Sample Forum Session Descriptions
Dealing With Change: Creating Successful Project Teams
Project teams learn about a five-phase model for creative problem solving, project creation, and implication, including assessment and refining. Participants discover ways to enhance individual and team performance.
Mathematics, Computation, and Modeling for the Life Sciences
Presenters discuss systems biology, bioinformatics, chance and stochastics in biological processes, models for describing biological events, and biological rhythms in the mathematics curriculum.
Roundtable sessions afford a personal and interactive setting for exploration of key issues related to each conference track. Roundtables are particularly well suited for exploratory topics and topics that require small group interchange. Roundtable presenters are expected to facilitate substantive discussions or small group activities and to distribute handouts. Roundtables are aimed at audiences of 10-12, are limited to two presenters, and cannot accommodate equipment other than a laptop computer provided by the presenter(s). Please note: Laptop computers will need to be battery operated, as Roundtables do not have access to power outlets. Roundtables also do not have access to an internet connection.

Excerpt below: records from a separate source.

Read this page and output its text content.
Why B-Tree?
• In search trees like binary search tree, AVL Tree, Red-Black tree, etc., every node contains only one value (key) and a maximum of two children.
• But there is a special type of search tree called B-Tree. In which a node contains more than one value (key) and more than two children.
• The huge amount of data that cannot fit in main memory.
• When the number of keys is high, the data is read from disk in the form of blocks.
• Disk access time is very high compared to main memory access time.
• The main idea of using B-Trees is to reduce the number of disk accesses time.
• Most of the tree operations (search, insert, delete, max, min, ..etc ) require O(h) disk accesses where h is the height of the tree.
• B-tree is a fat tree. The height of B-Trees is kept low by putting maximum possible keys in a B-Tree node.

Sample Roundtable Discussion Descriptions
The Road to Student Success: Blending Instruction and Support Services
San Jacinto College’s Student Success Center is a bridge between student services and instruction. Study the partnerships with faculty, staff, and administrators, and methods for blending instruction and support services.

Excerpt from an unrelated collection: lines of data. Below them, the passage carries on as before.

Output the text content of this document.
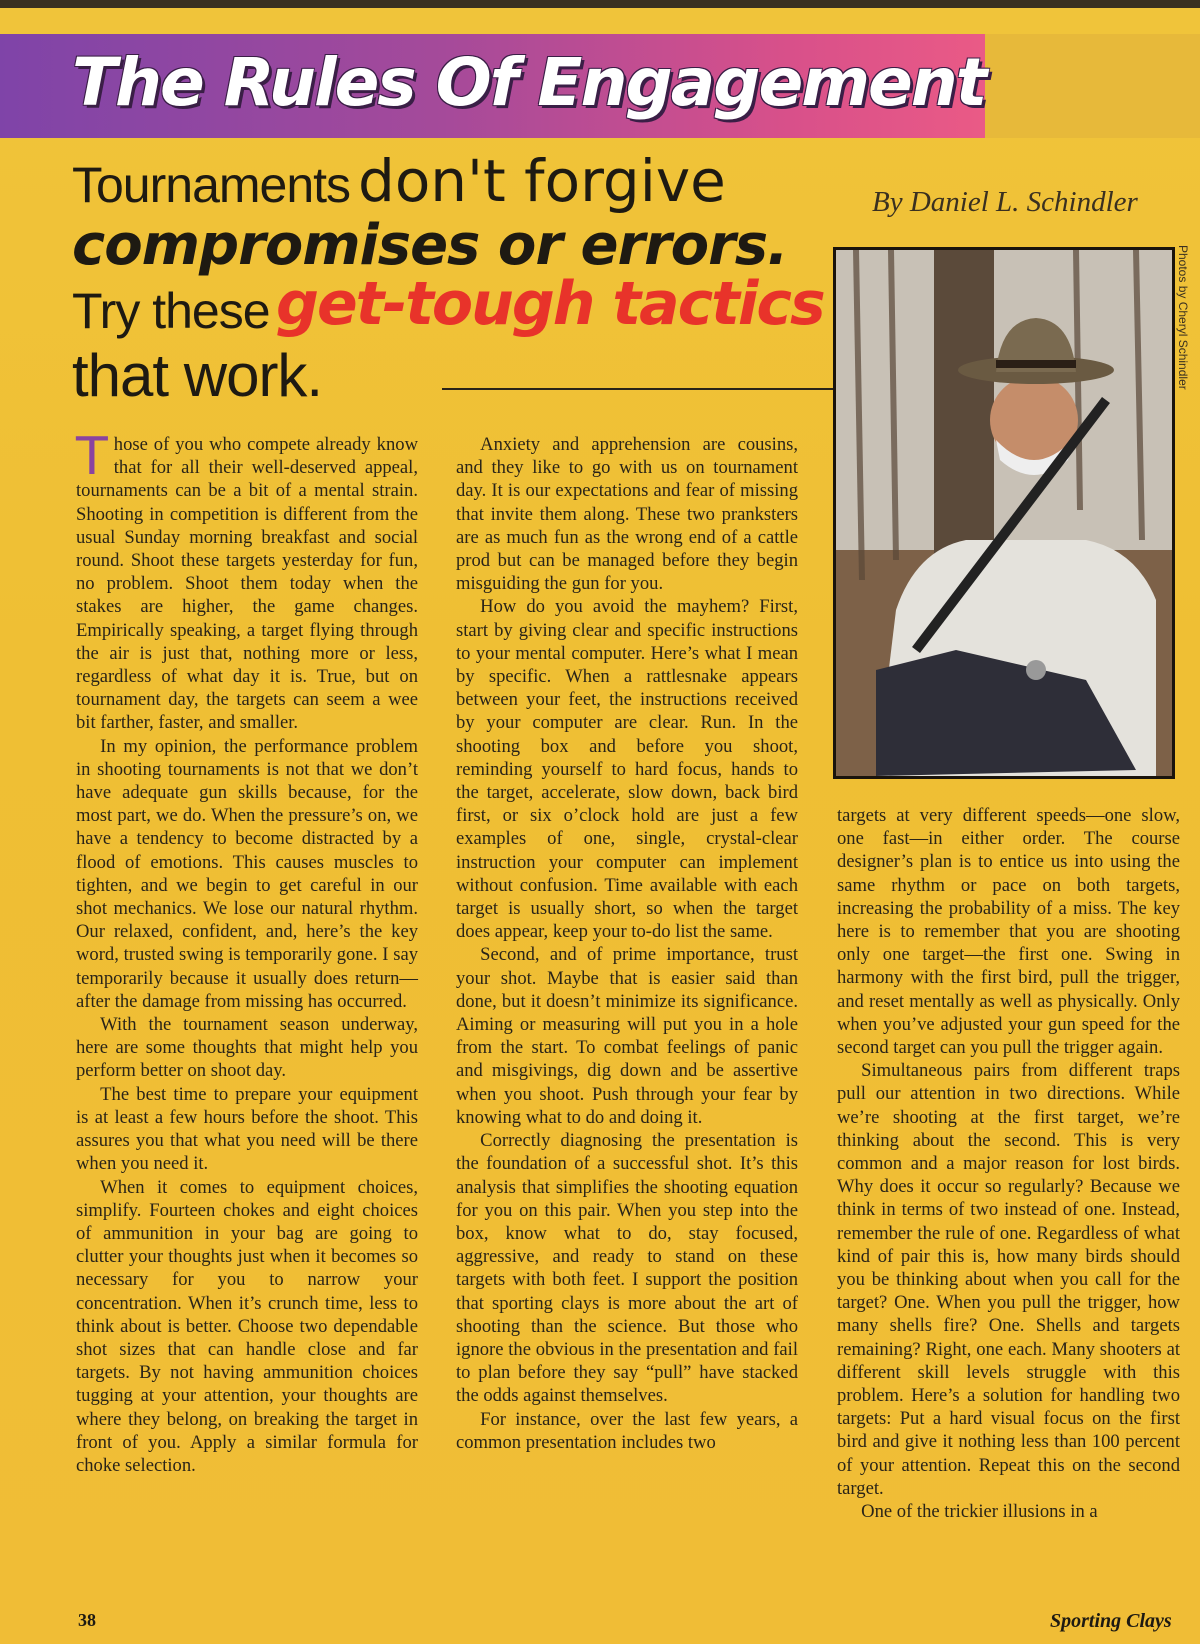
The Rules Of Engagement
Tournaments don't forgive
compromises or errors.
Try these get-tough tactics
that work.
By Daniel L. Schindler
Photos by Cheryl Schindler

Those of you who compete already know that for all their well-deserved appeal, tournaments can be a bit of a mental strain. Shooting in competition is different from the usual Sunday morning breakfast and social round. Shoot these targets yesterday for fun, no problem. Shoot them today when the stakes are higher, the game changes. Empirically speaking, a target flying through the air is just that, nothing more or less, regardless of what day it is. True, but on tournament day, the targets can seem a wee bit farther, faster, and smaller.

In my opinion, the performance problem in shooting tournaments is not that we don’t have adequate gun skills because, for the most part, we do. When the pressure’s on, we have a tendency to become distracted by a flood of emotions. This causes muscles to tighten, and we begin to get careful in our shot mechanics. We lose our natural rhythm. Our relaxed, confident, and, here’s the key word, trusted swing is temporarily gone. I say temporarily because it usually does return—after the damage from missing has occurred.

With the tournament season underway, here are some thoughts that might help you perform better on shoot day.

The best time to prepare your equipment is at least a few hours before the shoot. This assures you that what you need will be there when you need it.

When it comes to equipment choices, simplify. Fourteen chokes and eight choices of ammunition in your bag are going to clutter your thoughts just when it becomes so necessary for you to narrow your concentration. When it’s crunch time, less to think about is better. Choose two dependable shot sizes that can handle close and far targets. By not having ammunition choices tugging at your attention, your thoughts are where they belong, on breaking the target in front of you. Apply a similar formula for choke selection.

Anxiety and apprehension are cousins, and they like to go with us on tournament day. It is our expectations and fear of missing that invite them along. These two pranksters are as much fun as the wrong end of a cattle prod but can be managed before they begin misguiding the gun for you.

How do you avoid the mayhem? First, start by giving clear and specific instructions to your mental computer. Here’s what I mean by specific. When a rattlesnake appears between your feet, the instructions received by your computer are clear. Run. In the shooting box and before you shoot, reminding yourself to hard focus, hands to the target, accelerate, slow down, back bird first, or six o’clock hold are just a few examples of one, single, crystal-clear instruction your computer can implement without confusion. Time available with each target is usually short, so when the target does appear, keep your to-do list the same.

Second, and of prime importance, trust your shot. Maybe that is easier said than done, but it doesn’t minimize its significance. Aiming or measuring will put you in a hole from the start. To combat feelings of panic and misgivings, dig down and be assertive when you shoot. Push through your fear by knowing what to do and doing it.

Correctly diagnosing the presentation is the foundation of a successful shot. It’s this analysis that simplifies the shooting equation for you on this pair. When you step into the box, know what to do, stay focused, aggressive, and ready to stand on these targets with both feet. I support the position that sporting clays is more about the art of shooting than the science. But those who ignore the obvious in the presentation and fail to plan before they say “pull” have stacked the odds against themselves.

For instance, over the last few years, a common presentation includes two

targets at very different speeds—one slow, one fast—in either order. The course designer’s plan is to entice us into using the same rhythm or pace on both targets, increasing the probability of a miss. The key here is to remember that you are shooting only one target—the first one. Swing in harmony with the first bird, pull the trigger, and reset mentally as well as physically. Only when you’ve adjusted your gun speed for the second target can you pull the trigger again.

Simultaneous pairs from different traps pull our attention in two directions. While we’re shooting at the first target, we’re thinking about the second. This is very common and a major reason for lost birds. Why does it occur so regularly? Because we think in terms of two instead of one. Instead, remember the rule of one. Regardless of what kind of pair this is, how many birds should you be thinking about when you call for the target? One. When you pull the trigger, how many shells fire? One. Shells and targets remaining? Right, one each. Many shooters at different skill levels struggle with this problem. Here’s a solution for handling two targets: Put a hard visual focus on the first bird and give it nothing less than 100 percent of your attention. Repeat this on the second target.

One of the trickier illusions in a

38	Sporting Clays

NGA Study: Addressing Academic Weaknesses of Recent High School Graduates
This study examines methods to determine the need for developmental education and formulates strategies to address weaknesses before high school graduation. Review study results and progress on implementing recommendations.
Poster Session presentations take the form of an exhibit and are delivered primarily through the use of graphs, diagrams, pictures, data, and narrative text on bulletin boards. Presenters must arrange for their own display materials. During their assigned time periods, participants informally discuss their presentations with conference participants by making brief remarks, sharing information, and answering questions about the presentation topic. Conference participants are free to move from one presentation to another during the Poster Session. Presenters are encouraged to have ample handout materials available for participants. The conference will provide a table and two chairs for each accepted Poster Session presentation. Please note: No electrical support or internet connections are available in the poster session area.
Sample Poster Session Descriptions
Customer Service in Higher Education: Is This an Oxymoron?
Columbus State Community College implemented a higher quality of service for its students and community members by combining high touch and low tech in a college call center environment.
The Learning Organization as a Model for Lifelong Learning
Discover the five principles of the learning organization in Peter Senge’s The Fifth Discipline. Participants explore how students use the principles for continued lifelong professional learning.